Brown, who currently serves as chief of staff of the U.S. Air Force, was confirmed by a large margin in a bipartisan vote of 83 to 11, which was allowed to proceed after Senate Majority Leader Chuck Schumer invoked cloture. His is the first high-ranking military nomination to be confirmed since Tuberville imposed a hold on military nominees on Mar. 8, in protest against the Department of Defense’s policy of reimbursing servicemembers for travel to obtain an abortion in states where the procedure is permitted.


Brown’s confirmation means that the role, which entails being the principal military advisor to the president of the United States and international representative of the U.S. armed forces, will not be vacant once current Chairman Mark Milley retires. Brown was appointed to his current role by former President Donald Trump.

Along with Brown’s confirmation, cloture was invoked on the nominations of two other officers — Gen. Randy George to be the chief of staff of the Army and Gen. Eric M. Smith to be the commandant of the Marine Corps. Both nominees are currently serving in their nominated roles on an acting basis.

Schumer had previously insisted that military nominees would not be confirmed by individual votes, a process known as “regular order,” and called on Tuberville to drop his hold. “We’re not going to shift the burden to Democrats when this is a Republican-caused problem,” he told reporters, NBC News reported.

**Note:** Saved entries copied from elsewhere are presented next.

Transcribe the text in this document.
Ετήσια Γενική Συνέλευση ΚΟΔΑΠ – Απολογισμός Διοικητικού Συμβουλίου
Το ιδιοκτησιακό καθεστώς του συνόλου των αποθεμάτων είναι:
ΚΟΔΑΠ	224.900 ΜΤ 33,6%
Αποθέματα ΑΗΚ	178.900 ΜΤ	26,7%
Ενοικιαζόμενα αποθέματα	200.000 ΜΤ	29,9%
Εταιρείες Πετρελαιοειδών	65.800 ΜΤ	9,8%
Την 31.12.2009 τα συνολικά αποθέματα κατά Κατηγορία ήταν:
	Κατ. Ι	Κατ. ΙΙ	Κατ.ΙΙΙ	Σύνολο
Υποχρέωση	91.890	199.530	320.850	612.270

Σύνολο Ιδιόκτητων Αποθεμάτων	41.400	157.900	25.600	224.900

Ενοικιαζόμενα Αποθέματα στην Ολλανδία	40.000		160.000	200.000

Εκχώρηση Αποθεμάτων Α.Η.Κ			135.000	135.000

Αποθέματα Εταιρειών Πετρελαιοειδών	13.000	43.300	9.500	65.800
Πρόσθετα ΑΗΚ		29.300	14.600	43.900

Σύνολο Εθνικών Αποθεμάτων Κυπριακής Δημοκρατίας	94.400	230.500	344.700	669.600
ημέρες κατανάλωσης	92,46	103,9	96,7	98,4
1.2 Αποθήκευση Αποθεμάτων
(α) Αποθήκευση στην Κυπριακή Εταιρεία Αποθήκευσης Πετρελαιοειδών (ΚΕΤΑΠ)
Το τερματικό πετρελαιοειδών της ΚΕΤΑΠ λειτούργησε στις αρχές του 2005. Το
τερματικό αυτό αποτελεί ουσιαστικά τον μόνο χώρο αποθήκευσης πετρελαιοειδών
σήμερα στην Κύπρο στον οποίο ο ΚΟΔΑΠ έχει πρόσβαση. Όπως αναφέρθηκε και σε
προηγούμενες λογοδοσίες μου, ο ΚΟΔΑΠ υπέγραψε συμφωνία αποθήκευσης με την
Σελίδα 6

Tuberville, by contrast, had encouraged Schumer to use regular order to confirm nominees. President Joe Biden and congressional Democrats have defended the Pentagon’s abortion travel reimbursement policy as essential for military recruitment while criticizing Republican opposition to the policy as “an ode to bigotry and ignorance.”

Many Republican senators and political commentators, however, claimed that Schumer’s unwillingness to use regular order was a political strategy, designed to highlight Republicans’ anti-abortion views amid Democrats use of the issue as an electoral argument.

“I’ve never seen Chuck Schumer pass up an opportunity to pander to the radical left flank of his base. This move by the Leader is predictable,” wrote Republican Sen. Roger Marshall of Kansas in an email to the DCNF.

“Senator Schumer is showing exactly what he could have been doing with our military nominations months and months ago, yet refused to do that,” said Republican Sen. Joni Ernst of Iowa, in comments shared by her staff with the DCNF. “For all of you laying the blame at Tommy Tuberville’s feet, Schumer’s had this opportunity for months now.”

The White House and Milley did not immediately respond to the DCNF’s request for comment.